The Warriors didn’t win the game so much as the young Rockets lost it. So while picking up a first win since Jan. 30 is significant for the Dubs, the truth remains that Golden State is far from top form.

The Warriors have nine games remaining in the regular season. Thompson pushed the idea that those contests are a “warmup” for the playoffs on Monday, but I’m not sure the Dubs can wash the stink of the team’s first 73 games away in the next two-and-a-half weeks.

But here’s some good news for the Warriors — a silver lining, if you will:

The rest of the Western Conference stinks, too.

The Warriors have won eight road games all season, with the latest, No. 8, serving as an accomplishment. They’re 4-6 in their last 10 games overall.

This team should be buried — relegated to the play-in tournament at best.

But the Warriors being definitively mediocre this season hasn’t mattered — they’re still one of the Western Conference’s top-six teams as of Wednesday morning.

Yes, they’re playing atrocious basketball, but they are still an automatic qualifier for the real tournament, two games back of home-court advantage in the first round.

Perhaps it’s no coincidence that the Warriors have never truly “turned the corner” this season, despite claiming such play was imminent several times in the last month. Why try hard when the bare minimum will do? Who is really putting a scare in the Dubs?

It’s not Denver, a squad that is scuffling at the moment and whom the Warriors easily dispatched in last year’s playoffs.

It’s not the Grizzlies, who are better at shooting their mouths than the basketball.

It’s not the Clippers, who are counting on Russell Westbrook to operate in the postseason.

And it’s not Sacramento, either — even though the Kings can make the case that they’re the one Western Conference team playing good basketball at the moment. Ultimately, the Beam Team’s lack of playoff experience and bottom-five defense are dealbreakers in the postseason. (If we get an I-80 series, Warriors in six.)

I thought it might be the Phoenix Suns who would scare the Dubs, but I thought wrong.

Perhaps Phoenix will become world beaters when Kevin Durant returns from his ankle injury, but in the meantime, their bench is proving all the naysayers of the blockbuster trade correct. This team lacks depth and defense — two essential things in the postseason.

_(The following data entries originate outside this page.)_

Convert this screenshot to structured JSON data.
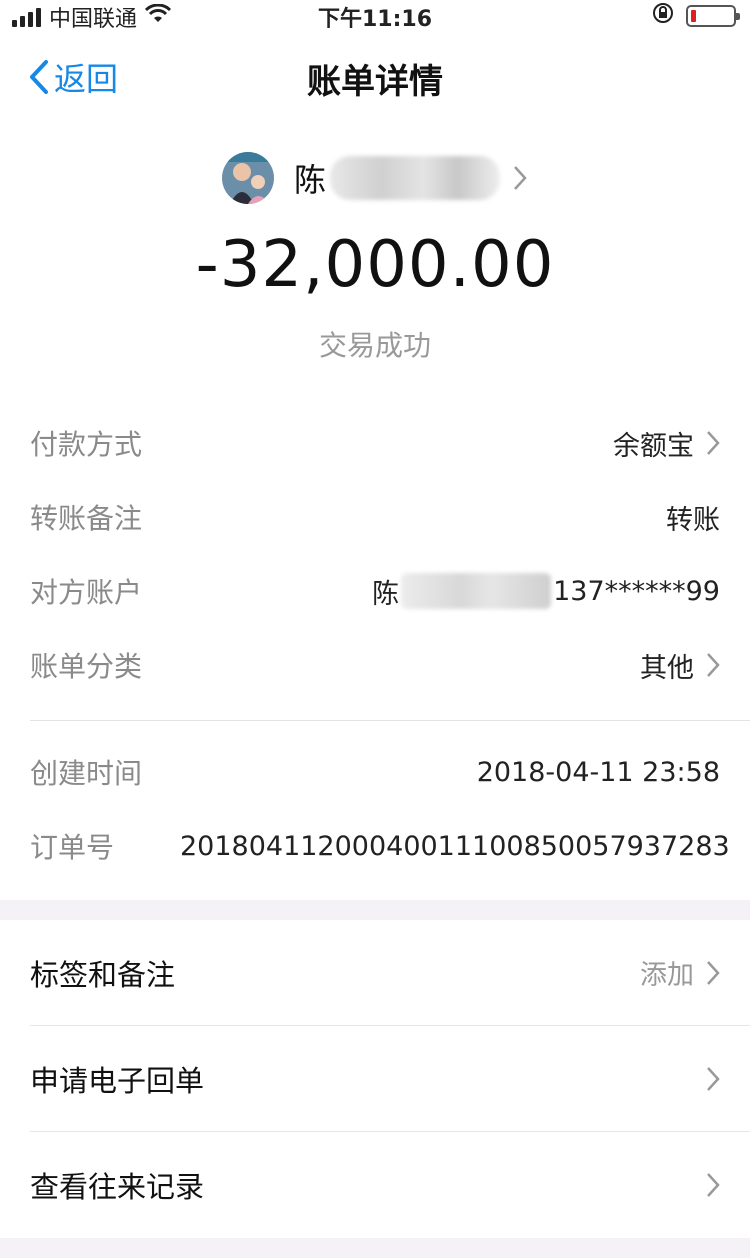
{
  "status_bar": {
    "carrier": "中国联通",
    "time": "下午11:16"
  },
  "nav": {
    "back_label": "返回",
    "title": "账单详情"
  },
  "header": {
    "payee_name": "陈",
    "amount": "-32,000.00",
    "status": "交易成功"
  },
  "details": [
    {
      "label": "付款方式",
      "value": "余额宝"
    },
    {
      "label": "转账备注",
      "value": "转账"
    },
    {
      "label": "对方账户",
      "value_prefix": "陈",
      "value_suffix": "137******99"
    },
    {
      "label": "账单分类",
      "value": "其他"
    }
  ],
  "meta": [
    {
      "label": "创建时间",
      "value": "2018-04-11 23:58"
    },
    {
      "label": "订单号",
      "value": "20180411200040011100850057937283"
    }
  ],
  "actions": [
    {
      "label": "标签和备注",
      "value": "添加"
    },
    {
      "label": "申请电子回单",
      "value": ""
    },
    {
      "label": "查看往来记录",
      "value": ""
    }
  ],
  "colors": {
    "accent": "#1688e8",
    "muted": "#8a8a8a",
    "background": "#f4f2f6"
  }
}
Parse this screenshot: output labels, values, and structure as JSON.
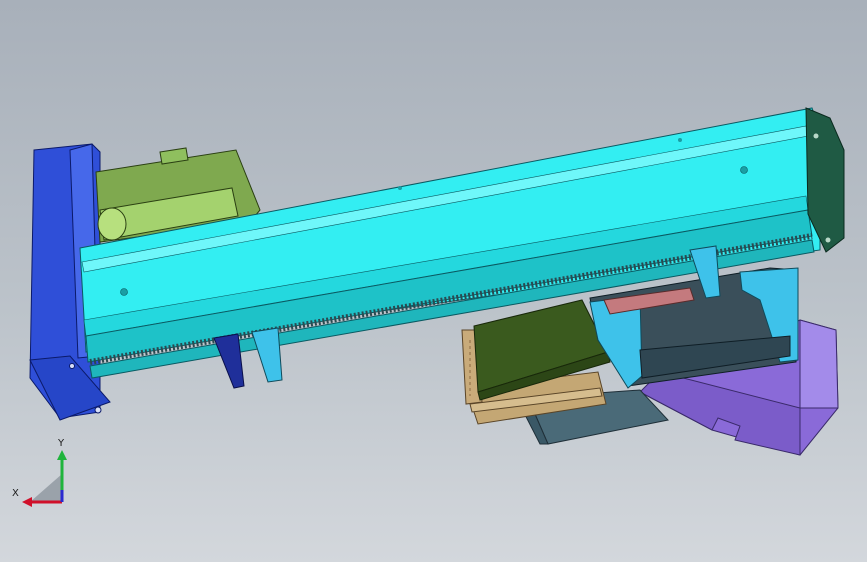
{
  "view": {
    "background_top": "#a8b0ba",
    "background_bottom": "#d3d7dc"
  },
  "triad": {
    "x_label": "X",
    "y_label": "Y",
    "x_color": "#d0102a",
    "y_color": "#1fb43c",
    "z_color": "#2a2ad0"
  },
  "model": {
    "parts": [
      {
        "name": "linear-module-beam",
        "color": "#33eef2"
      },
      {
        "name": "motor",
        "color": "#7fa94f"
      },
      {
        "name": "motor-end-plate",
        "color": "#2f4fd8"
      },
      {
        "name": "idler-end-cap",
        "color": "#1f5a44"
      },
      {
        "name": "carriage-block",
        "color": "#3ec2ea"
      },
      {
        "name": "workpiece-plate",
        "color": "#3a5a1e"
      },
      {
        "name": "base-bracket",
        "color": "#4a6a78"
      },
      {
        "name": "support-block",
        "color": "#8a6ad8"
      },
      {
        "name": "fixture-plate",
        "color": "#c4a774"
      }
    ]
  }
}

Yes, the Suns have high-end players, but they’re one jammed finger away from mediocrity, and they have to trust Durant and Chris Paul to stay healthy while playing 42 minutes a night in the postseason. That’s a huge ask.

We’re not glossing over the Warriors’ problems. No sir, that’d be ridiculous. The Dubs have provided ample reason for you to disqualify them from championship contention.

Yet as the Warriors’ proved last season — you don’t have to be the best team in the league; you just have to be better than the teams you play in the postseason.

The Warriors might be objectively terrible on the road. They might be lacking a reliable secondary scorer. They might not have last season’s playoff ace, Andrew Wiggins. They might generally look old and stiff.

But to pick against them, you must pick someone else in the Western Conference.

Can you trust any team in the West not to beat themselves in a seven-game series against the Warriors?

No viable alternative has stepped forward. I doubt one does.

And until that changes, the Warriors can keep moseying along, looking at a corner they might never have to turn, knowing that so long as they make the real playoffs, they’re the team to beat.